Previous studies such as this one cited by Treussard have also suggested that there is a certain je ne sais quoi in high alpha-producing hedge funds that can be attributed to human ingenuity.
So which funds and strategies can benefit most from using this exotic technology called “humans”? Treussard says ones that make “trades for which there is a significant amount of uncertainty regarding the speed of convergence or the chances of divergence.”
He illustrates mathematically that a hedge fund’s “discounted lifetime expected value” is essentially the difference between the cost of a trade and its pay-off less human capital. Human capital creates greater certainty about the timing and volatility of trades and thus creates option-like, positively-skewed returns. Therefore, says Treussard, the “optimal” amount of human capital would be an amount high enough to increase the pay-off without blowing the operating budget of the hedge fund.
“…a higher commitment of resources to the retention of human capital allows the fund to make more informed trades (i.e., more human capital raises the value of the implicit quasi-option)…”
Last fall, in an Economist-inspired posting on “talent”, we said that new activities often require human capital in the beginning, but eventually progress toward semi-automation:
“Long ago, ‘transformational’ jobs may have required a lot of judgment. After all, converting copper into bronze tools sounds pretty complex to me. The cave man that figured this out must have been pretty talented.
But new technologies and processes eventually moved the cave men up the learning curve until bronze became a commodity. This cycle of commoditization, where previously complex tasks become commonplace (and inexpensive) reminds us of Pranay Gupta and Jan Straatman’s paper on ‘commoditized’ and ‘non-commoditized’ beta (first brought to our attention by our friend Richard Kang at Seeking Alpha). These two ABP executives argue that alpha is just beta that hasn’t been commoditized yet. They might also argue that ‘tacit’ jobs are just ‘transformational’ jobs that haven’t been commoditized yet.”
Unlike us, however, Treussard backs up his beliefs using extensive mathematical proofs that make heavy use of calculus and outnumber words on many of the study’s pages. The only number we could come up with was in the date field produced by WordPress.

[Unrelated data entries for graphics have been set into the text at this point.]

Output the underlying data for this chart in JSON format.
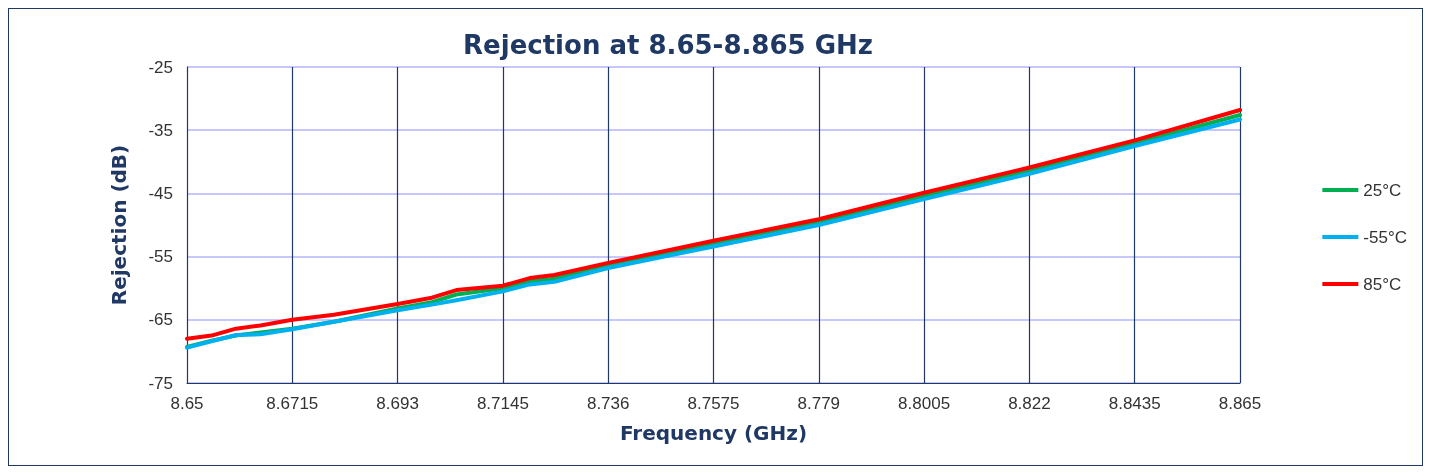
{
  "chart_data": {
    "type": "line",
    "title": "Rejection at 8.65-8.865 GHz",
    "xlabel": "Frequency (GHz)",
    "ylabel": "Rejection (dB)",
    "x": [
      8.65,
      8.655,
      8.66,
      8.665,
      8.6715,
      8.68,
      8.693,
      8.7,
      8.705,
      8.7145,
      8.72,
      8.725,
      8.736,
      8.7575,
      8.779,
      8.8005,
      8.822,
      8.8435,
      8.865
    ],
    "series": [
      {
        "name": "25°C",
        "color": "#00b050",
        "values": [
          -69.3,
          -68.3,
          -67.5,
          -67.0,
          -66.4,
          -65.3,
          -63.2,
          -62.2,
          -61.0,
          -60.0,
          -58.9,
          -58.5,
          -56.3,
          -53.0,
          -49.6,
          -45.4,
          -41.4,
          -37.1,
          -32.6
        ]
      },
      {
        "name": "-55°C",
        "color": "#00b0f0",
        "values": [
          -69.4,
          -68.4,
          -67.4,
          -67.3,
          -66.5,
          -65.3,
          -63.5,
          -62.6,
          -61.9,
          -60.5,
          -59.4,
          -59.0,
          -56.8,
          -53.4,
          -50.0,
          -45.9,
          -41.9,
          -37.5,
          -33.3
        ]
      },
      {
        "name": "85°C",
        "color": "#ff0000",
        "values": [
          -68.0,
          -67.5,
          -66.4,
          -65.9,
          -65.0,
          -64.2,
          -62.5,
          -61.5,
          -60.3,
          -59.6,
          -58.4,
          -57.9,
          -56.0,
          -52.5,
          -49.1,
          -44.9,
          -40.9,
          -36.6,
          -31.8
        ]
      }
    ],
    "xlim": [
      8.65,
      8.865
    ],
    "xticks": [
      8.65,
      8.6715,
      8.693,
      8.7145,
      8.736,
      8.7575,
      8.779,
      8.8005,
      8.822,
      8.8435,
      8.865
    ],
    "ylim": [
      -75,
      -25
    ],
    "yticks": [
      -25,
      -35,
      -45,
      -55,
      -65,
      -75
    ],
    "grid": true,
    "legend": "right",
    "marker": "none",
    "line_style": "solid"
  }
}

Treussard takes the broad concept of human capital to a molecular level and shows how human capital can actually be measured and evaluated. Since trades are constantly being commoditized and investment opportunities constantly being arbed away, it seems that human capital may be the only sustainable competitive advantage available to hedge fund companies in the future. In Treussard’s words:
“Hedge funds, traditional and clones, are faced with the evaluation of an ongoing flow of potential arbitrage opportunities. Each fund must decide those on which to trade and those on which to pass. What distinguishes funds is the quantity of human capital employed in this evaluation and decision-making process.”